Referenz-Checks im Sales: Welche Fragen wir wirklich stellen
Standardfragen wie 'Würden Sie ihn wieder einstellen?' oder 'Wie war seine Performance?' liefern fast immer positive, aber nichtssagende Antworten. Saleshead arbeitet bei Referenz-Checks mit einer disziplinierten Frage-Struktur, die echte Performance, Verhalten unter Druck und Team-Dynamik aufdeckt. Wir teilen die drei wichtigsten Frage-Blöcke aus unserer Mandats-Praxis.
Block 1: Performance-Referenz mit konkreten Zahlen
Wir fragen nicht ob, sondern wie hoch. Welche Quota hatte der Kandidat im letzten vollen Jahr? Welche Attainment hat er erreicht? Wie war seine Win-Rate im Vergleich zum Team-Durchschnitt? Welche Größenordnung hatten seine größten geschlossenen Deals? Diese Fragen zwingen die Referenz zu konkreten Aussagen statt allgemeinen Lob-Floskeln. Wenn die Referenz keine konkreten Zahlen nennen kann oder will, ist das ein starkes Signal. Entweder kennt sie die Zahlen nicht (was bei direkten Vorgesetzten ungewöhnlich ist) oder will sie nicht preisgeben (was meist heißt, die Zahlen waren nicht stark).
Block 2: Verhalten unter Druck und in Krisen
Die zweite Frage-Welle prüft die Reaktion auf Schwierigkeiten. Wie hat er in Q4 reagiert, wenn die Quota knapp wurde? Was hat er in Quartalen mit Pipeline-Lücken gemacht? Wie ist er mit verlorenen Deals umgegangen?
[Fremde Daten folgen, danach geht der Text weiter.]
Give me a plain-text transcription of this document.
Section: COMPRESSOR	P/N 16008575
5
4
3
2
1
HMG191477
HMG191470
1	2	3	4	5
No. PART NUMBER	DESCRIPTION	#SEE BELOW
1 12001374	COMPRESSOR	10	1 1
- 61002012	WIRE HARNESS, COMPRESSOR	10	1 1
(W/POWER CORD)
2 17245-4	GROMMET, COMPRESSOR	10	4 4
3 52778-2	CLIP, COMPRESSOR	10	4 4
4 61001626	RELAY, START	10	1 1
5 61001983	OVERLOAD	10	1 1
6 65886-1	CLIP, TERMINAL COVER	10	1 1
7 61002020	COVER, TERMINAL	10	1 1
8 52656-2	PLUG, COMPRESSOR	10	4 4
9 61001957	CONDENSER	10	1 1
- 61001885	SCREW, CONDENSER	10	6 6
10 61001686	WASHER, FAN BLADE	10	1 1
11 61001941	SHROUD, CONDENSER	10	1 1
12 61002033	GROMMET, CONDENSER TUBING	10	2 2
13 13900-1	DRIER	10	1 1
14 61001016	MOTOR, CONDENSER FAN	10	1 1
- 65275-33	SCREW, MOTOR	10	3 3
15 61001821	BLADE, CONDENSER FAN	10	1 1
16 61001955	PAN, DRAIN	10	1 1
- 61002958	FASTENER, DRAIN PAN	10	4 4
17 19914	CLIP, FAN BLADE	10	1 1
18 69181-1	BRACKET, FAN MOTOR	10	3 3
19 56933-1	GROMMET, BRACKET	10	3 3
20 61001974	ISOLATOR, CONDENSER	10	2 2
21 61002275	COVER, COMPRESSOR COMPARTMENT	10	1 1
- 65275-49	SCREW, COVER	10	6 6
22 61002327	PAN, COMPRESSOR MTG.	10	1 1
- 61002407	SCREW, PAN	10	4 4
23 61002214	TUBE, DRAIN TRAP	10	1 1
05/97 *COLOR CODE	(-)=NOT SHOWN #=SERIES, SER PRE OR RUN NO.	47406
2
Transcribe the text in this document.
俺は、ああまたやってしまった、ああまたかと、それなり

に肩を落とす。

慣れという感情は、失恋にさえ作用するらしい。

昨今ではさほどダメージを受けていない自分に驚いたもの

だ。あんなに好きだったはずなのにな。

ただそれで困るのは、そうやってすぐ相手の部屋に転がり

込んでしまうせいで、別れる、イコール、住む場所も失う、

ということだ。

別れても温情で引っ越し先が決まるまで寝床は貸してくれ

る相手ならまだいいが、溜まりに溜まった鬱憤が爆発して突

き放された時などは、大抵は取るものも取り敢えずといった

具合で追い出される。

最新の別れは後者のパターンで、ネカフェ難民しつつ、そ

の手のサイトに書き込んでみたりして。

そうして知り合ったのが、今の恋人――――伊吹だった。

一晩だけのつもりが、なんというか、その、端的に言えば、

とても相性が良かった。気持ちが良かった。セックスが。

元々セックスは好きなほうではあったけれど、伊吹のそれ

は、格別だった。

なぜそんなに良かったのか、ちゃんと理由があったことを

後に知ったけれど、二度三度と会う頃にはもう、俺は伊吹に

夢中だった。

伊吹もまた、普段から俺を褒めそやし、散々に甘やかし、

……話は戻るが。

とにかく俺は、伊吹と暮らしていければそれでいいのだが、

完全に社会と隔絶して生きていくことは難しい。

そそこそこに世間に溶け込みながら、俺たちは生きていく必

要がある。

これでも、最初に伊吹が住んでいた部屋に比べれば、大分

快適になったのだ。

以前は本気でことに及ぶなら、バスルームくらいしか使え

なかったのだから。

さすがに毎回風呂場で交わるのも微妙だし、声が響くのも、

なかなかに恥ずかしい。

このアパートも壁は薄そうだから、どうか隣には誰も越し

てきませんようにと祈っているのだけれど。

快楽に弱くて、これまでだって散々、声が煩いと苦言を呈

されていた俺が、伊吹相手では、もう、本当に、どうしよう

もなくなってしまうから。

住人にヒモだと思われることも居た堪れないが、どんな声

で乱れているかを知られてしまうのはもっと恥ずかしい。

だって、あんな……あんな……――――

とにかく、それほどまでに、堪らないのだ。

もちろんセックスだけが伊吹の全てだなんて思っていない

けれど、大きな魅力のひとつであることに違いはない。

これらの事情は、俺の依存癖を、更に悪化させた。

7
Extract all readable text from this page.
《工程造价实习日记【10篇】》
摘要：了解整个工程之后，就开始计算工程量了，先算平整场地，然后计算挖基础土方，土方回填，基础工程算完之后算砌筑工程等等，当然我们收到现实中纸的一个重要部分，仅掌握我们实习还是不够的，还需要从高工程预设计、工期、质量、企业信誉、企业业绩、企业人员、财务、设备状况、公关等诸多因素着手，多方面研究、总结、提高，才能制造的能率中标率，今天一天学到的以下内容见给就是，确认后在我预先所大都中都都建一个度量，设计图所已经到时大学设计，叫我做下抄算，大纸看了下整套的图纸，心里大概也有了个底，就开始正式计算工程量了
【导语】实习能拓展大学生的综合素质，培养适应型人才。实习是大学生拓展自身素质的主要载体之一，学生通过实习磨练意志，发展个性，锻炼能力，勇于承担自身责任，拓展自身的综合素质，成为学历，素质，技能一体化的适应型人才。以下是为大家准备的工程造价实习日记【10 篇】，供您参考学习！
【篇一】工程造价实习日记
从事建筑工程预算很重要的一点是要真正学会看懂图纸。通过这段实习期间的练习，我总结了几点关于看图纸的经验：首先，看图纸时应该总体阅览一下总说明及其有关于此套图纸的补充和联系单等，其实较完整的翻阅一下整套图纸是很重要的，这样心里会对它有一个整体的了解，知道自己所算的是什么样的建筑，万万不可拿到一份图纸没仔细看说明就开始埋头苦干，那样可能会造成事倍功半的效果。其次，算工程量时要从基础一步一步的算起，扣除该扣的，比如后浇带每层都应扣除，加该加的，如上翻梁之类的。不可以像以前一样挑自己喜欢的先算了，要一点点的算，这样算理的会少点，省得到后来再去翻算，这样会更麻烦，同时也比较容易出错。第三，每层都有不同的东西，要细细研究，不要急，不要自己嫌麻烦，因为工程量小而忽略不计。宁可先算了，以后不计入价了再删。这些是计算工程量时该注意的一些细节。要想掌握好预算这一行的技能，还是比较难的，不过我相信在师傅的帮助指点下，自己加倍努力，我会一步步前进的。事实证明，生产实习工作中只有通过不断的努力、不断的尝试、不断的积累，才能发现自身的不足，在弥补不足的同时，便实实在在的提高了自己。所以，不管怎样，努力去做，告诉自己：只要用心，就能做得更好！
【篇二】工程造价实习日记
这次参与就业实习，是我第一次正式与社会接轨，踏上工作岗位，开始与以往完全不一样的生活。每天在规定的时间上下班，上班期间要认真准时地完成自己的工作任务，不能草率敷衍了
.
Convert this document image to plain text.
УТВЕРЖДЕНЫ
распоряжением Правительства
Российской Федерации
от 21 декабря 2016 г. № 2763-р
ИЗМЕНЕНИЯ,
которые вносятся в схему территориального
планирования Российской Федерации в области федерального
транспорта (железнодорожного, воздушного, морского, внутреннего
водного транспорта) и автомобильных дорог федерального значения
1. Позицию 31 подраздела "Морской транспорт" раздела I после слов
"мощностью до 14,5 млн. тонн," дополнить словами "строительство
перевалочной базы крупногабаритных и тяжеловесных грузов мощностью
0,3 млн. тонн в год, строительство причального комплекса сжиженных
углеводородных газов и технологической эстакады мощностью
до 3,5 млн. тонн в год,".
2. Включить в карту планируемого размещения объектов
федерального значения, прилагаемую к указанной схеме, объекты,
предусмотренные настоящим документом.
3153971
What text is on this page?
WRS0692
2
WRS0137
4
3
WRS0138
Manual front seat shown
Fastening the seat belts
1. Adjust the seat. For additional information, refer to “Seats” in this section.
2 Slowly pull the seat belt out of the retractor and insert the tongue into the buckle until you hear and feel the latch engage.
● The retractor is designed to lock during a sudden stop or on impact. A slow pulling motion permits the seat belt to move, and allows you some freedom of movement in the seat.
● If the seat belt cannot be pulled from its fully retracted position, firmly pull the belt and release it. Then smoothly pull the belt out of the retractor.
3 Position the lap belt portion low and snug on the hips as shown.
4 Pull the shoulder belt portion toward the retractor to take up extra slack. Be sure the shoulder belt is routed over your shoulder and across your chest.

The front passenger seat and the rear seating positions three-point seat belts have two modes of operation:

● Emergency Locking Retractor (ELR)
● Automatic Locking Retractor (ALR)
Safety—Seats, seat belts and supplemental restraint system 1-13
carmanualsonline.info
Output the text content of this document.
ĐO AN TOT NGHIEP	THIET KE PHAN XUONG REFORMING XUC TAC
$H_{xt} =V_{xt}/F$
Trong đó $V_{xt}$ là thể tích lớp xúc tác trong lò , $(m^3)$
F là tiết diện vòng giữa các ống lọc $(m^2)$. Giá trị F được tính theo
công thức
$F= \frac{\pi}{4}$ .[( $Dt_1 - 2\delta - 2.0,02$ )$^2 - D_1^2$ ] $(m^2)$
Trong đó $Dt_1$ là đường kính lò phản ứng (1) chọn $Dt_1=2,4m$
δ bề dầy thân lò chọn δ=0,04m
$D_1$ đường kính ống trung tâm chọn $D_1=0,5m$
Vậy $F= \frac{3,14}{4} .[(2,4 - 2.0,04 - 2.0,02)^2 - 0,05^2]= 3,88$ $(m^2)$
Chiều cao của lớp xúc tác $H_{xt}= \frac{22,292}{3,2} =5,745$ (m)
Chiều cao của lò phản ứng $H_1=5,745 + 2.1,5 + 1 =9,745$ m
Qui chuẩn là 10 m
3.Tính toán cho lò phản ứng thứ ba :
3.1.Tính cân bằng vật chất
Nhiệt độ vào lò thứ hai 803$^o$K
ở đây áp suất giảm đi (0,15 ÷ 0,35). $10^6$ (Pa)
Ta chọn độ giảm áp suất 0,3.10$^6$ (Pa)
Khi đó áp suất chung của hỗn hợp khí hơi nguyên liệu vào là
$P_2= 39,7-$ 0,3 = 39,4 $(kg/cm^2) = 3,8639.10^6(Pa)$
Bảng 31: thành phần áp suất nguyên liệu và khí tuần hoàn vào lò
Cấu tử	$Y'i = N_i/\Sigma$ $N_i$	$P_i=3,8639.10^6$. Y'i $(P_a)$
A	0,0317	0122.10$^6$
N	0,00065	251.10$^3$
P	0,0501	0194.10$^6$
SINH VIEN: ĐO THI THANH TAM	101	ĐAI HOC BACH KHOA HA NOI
Wie hat er auf negatives Feedback reagiert? Diese Fragen unterscheiden Profile, die nur in guten Phasen funktionieren, von echter Sales-Reife. Top-Performer haben eine reflektierte Antwort auf Misserfolge, schwache Profile schieben Schuld auf externe Faktoren.
Block 3: Team-Dynamik und Glaubwürdigkeit
Der dritte Block ist oft der aufschlussreichste. Wie hat er im Team-Kontext gewirkt? War er Mentor für Junior-Kollegen oder Einzelkämpfer? Wie ist er mit interner Kritik umgegangen? Hätte das Team Schwierigkeiten, wenn er morgen zurückkäme? Eine ehrliche Referenz unterscheidet hier zwischen 'guter Kollege' und 'starkem Team-Spieler'. Sales-Profile, die fachlich top, aber kulturell schwierig sind, kommen oft in dieser Frage-Welle ans Licht. Spoiler: das wichtigste Signal liegt in den Pausen zwischen den Antworten.
Wie viele Referenzen sind sinnvoll?
Bei Mid-AE-Rollen zwei bis drei, bei Senior- und Leadership-Rollen drei bis fünf. Idealerweise eine ehemaliger direkter Vorgesetzter, eine ehemaliger Kollege auf gleicher Ebene und bei Senior-Profilen auch eine ehemaliger Direct Report. Diese drei Perspektiven geben ein verlässliches Bild.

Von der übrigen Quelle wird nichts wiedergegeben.